O artista conhecido como MC Poze do Rodo, cujo nome verdadeiro é Marlon Brendon Coelho Couto da Silva, foi liberado após uma decisão liminar da Segunda Câmara Criminal do Tribunal de Justiça do Rio de Janeiro. O desembargador Peterson Barroso Simão foi responsável pela ordem, substituindo a prisão temporária do cantor por medidas cautelares. Em sua deliberação, o juiz fez severas críticas à seletividade do sistema penal no Brasil, comparando a situação de Poze à impunidade enfrentada por aqueles envolvidos em fraudes contra o INSS.

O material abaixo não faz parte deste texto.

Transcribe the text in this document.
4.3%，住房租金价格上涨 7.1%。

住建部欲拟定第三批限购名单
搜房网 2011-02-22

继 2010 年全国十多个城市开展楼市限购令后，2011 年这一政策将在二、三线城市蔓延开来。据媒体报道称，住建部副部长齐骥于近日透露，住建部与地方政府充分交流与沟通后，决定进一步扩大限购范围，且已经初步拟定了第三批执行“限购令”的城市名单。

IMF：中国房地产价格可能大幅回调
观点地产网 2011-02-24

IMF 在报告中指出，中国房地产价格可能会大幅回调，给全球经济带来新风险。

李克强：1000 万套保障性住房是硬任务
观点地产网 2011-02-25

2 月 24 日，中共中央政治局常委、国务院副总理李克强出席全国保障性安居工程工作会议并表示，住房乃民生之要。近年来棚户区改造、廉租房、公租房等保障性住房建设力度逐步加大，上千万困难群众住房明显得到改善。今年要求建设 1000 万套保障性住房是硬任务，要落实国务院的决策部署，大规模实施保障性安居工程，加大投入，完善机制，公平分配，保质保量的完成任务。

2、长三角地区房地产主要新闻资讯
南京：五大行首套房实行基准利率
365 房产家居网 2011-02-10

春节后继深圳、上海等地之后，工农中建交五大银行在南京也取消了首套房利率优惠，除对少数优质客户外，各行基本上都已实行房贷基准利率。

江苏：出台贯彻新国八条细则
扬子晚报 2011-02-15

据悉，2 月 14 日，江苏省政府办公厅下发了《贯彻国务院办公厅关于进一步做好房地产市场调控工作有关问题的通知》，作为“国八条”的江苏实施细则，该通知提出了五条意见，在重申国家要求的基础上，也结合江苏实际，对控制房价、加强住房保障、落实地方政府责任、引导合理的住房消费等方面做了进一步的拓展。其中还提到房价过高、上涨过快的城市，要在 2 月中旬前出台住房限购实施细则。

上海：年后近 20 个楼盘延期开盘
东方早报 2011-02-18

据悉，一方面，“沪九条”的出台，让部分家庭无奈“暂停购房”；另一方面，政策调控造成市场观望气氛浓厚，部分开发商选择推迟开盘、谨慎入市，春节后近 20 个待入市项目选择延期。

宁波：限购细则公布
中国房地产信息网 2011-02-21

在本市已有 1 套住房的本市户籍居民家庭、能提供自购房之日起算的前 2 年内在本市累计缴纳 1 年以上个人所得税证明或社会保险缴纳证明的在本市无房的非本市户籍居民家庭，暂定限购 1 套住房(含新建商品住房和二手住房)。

O habeas corpus foi solicitado pela defesa do cantor após sua detenção no dia 29 de maio, sob alegações de apologia ao crime e possíveis conexões com o tráfico de drogas. A decisão judicial concluiu que não havia evidências de que o cantor estivesse portando armas, drogas ou quaisquer itens ilegais no momento da prisão, considerando a prorrogação da detenção por 30 dias como desproporcional.
Além de ressaltar a falta de justificativas para a custódia, o desembargador fez críticas contundentes sobre o foco da ação penal. Ele afirmou que a verdadeira prioridade deveria ser a prisão dos líderes do Comando Vermelho, facção mencionada nas investigações, e não de indivíduos mais vulneráveis, como o cantor.
A observação mais incisiva do magistrado veio ao final de sua decisão, quando ele comparou a detenção de MC Poze à inércia do Estado em relação a crimes financeiros. “Aqueles que desviam dinheiro do INSS, prejudicando idosos, permanecem impunes, enquanto um jovem que ganha a vida cantando é tratado dessa maneira”, enfatizou. Para ele, “essas discrepâncias são inaceitáveis”.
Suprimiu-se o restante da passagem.